Les travaux de restauration tendent dans un premier temps à redonner aux cours d’eau leurs sections d’écoulement d’origine et aux ripisylves une dynamique pérenne.

Pour cela les lits mineurs sont dégagés de la végétation qui les colonise, des embâcles provoquant des freins à l’écoulement ou des risques d’érosions de berges ainsi que les déchets. Le travail sur les peuplements rivulaires consiste à désenclaver les cours d’eau, à diversifier les classes d’âges et les essences.
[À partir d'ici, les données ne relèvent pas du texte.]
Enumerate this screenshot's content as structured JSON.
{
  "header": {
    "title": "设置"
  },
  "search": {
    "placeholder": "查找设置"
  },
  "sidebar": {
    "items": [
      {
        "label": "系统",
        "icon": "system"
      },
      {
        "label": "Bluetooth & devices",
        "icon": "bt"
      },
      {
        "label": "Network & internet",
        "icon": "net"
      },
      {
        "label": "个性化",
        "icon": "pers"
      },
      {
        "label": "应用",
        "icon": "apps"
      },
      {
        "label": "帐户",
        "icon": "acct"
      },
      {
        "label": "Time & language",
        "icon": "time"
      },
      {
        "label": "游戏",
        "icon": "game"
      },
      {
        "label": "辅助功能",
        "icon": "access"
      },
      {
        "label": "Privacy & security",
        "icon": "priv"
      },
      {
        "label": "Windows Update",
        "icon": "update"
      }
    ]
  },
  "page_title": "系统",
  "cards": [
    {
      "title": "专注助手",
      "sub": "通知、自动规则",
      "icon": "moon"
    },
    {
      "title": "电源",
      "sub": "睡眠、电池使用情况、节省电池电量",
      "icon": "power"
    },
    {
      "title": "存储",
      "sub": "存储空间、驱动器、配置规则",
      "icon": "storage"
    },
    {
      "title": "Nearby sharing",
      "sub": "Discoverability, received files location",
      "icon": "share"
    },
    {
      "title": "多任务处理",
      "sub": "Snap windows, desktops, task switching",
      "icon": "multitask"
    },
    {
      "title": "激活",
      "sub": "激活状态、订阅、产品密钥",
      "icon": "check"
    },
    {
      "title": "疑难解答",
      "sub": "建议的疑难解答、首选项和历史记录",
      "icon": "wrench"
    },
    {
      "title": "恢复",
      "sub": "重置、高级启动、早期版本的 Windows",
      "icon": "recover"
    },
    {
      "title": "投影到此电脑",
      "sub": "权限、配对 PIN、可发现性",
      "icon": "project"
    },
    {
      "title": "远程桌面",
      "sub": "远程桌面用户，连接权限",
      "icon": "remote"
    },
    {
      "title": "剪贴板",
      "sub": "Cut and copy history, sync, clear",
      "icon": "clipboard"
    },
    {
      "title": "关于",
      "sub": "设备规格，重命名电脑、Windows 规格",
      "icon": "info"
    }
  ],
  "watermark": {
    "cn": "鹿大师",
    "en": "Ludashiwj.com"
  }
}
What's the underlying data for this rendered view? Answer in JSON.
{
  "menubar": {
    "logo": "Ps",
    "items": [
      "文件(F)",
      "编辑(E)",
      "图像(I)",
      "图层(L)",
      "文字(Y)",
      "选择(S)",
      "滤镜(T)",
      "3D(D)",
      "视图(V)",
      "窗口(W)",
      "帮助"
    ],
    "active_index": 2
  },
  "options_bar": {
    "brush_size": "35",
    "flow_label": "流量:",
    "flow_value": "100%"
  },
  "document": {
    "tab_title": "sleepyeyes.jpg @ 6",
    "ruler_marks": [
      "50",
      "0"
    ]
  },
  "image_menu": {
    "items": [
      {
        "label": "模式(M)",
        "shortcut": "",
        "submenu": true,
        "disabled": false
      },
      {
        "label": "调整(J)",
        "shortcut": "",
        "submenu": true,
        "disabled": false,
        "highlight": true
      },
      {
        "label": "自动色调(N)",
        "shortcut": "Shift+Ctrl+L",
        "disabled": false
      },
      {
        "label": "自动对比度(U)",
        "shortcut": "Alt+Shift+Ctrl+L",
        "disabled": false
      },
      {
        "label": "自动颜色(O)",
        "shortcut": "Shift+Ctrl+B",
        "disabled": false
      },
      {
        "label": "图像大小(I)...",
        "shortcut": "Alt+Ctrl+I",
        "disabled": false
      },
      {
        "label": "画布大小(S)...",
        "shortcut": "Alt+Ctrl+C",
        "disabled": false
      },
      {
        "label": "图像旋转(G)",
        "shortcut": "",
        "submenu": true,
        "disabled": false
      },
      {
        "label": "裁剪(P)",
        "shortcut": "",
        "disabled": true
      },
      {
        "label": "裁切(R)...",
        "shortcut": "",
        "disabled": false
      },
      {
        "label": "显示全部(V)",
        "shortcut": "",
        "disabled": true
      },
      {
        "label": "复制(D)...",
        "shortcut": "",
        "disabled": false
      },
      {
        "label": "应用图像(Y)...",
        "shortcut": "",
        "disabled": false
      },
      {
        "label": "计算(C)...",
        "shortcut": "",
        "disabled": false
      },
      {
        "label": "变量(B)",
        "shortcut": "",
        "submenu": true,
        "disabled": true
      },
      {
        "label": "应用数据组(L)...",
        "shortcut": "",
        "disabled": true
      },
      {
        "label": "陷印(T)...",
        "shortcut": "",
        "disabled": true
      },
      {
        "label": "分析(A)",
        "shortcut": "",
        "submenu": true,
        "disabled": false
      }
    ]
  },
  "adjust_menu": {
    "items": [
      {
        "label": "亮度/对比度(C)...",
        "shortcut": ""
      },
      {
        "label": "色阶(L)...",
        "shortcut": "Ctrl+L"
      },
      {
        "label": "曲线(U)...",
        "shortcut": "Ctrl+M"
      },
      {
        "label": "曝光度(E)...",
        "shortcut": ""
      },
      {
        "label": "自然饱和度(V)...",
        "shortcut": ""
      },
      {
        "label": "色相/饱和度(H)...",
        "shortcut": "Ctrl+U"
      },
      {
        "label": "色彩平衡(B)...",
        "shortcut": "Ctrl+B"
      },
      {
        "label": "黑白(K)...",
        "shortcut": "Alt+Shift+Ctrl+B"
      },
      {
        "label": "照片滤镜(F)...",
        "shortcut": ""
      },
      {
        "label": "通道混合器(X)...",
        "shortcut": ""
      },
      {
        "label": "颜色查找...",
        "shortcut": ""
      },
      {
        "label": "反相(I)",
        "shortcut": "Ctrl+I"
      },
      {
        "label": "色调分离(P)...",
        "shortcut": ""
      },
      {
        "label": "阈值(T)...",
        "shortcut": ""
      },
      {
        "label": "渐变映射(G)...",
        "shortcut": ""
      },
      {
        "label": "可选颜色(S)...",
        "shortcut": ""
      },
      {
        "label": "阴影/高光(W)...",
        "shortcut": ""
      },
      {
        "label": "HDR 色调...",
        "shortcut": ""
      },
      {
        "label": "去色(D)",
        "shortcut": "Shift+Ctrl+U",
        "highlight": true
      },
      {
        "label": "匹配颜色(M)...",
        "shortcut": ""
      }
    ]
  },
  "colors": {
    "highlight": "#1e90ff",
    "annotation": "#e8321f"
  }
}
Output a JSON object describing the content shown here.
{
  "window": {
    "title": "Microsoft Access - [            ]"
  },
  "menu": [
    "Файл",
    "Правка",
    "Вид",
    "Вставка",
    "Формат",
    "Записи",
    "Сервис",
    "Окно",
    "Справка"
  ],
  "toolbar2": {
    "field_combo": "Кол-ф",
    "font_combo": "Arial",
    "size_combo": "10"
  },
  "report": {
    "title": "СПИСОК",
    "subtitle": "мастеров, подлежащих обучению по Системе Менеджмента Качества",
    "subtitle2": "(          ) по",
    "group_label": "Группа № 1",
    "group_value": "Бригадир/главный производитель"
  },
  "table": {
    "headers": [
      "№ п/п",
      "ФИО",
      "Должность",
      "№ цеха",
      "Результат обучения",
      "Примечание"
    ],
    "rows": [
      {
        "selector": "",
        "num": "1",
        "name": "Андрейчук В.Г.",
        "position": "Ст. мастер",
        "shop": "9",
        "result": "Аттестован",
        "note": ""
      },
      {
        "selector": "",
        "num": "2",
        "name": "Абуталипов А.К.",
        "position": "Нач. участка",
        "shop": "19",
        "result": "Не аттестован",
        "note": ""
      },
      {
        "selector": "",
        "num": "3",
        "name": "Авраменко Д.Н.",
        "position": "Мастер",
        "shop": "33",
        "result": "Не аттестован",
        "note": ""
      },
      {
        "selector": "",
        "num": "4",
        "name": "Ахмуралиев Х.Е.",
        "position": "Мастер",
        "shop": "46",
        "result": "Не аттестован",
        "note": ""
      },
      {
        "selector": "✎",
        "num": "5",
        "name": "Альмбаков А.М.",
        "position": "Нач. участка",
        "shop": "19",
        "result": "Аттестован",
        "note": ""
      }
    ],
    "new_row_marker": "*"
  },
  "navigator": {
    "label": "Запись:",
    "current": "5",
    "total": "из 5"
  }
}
Les essences dites objectives le long des berges, comme par exemple l’aulne ou le frêne sont favorisées au détriment des indésirables comme le robinier (acacias) ou le peuplier de culture. Le rajeunissement des cépées ou la création de celle-ci fait partie de cette phase de travail. L’abattage des arbres à risque, déstabilisés est systématique.
La dévégétalisation des atterrissements et des îlots pour que les matériaux restent mobilisables par les cours d’eau. Ces actions sont menées en favorisant l’écosystème par la gestion des zones d’ombre ou de lumière, nécessaire au développement de la vie, en prenant en compte le rôle de filtre naturel qu’est une ripisylve, en conservant des caches pour la faune et des arbres morts.

Les travaux de restauration ont débuté en automne 1999 et continuent à ce jour.

Ont été restaurés :

  • La totalité du linéaire de l’Arize soit 130 km de berges.
  • Suite à la crue de juin 2000, 54 km de berges de l’Arize.
  • Vingt sept affluents pour 165 km de berges.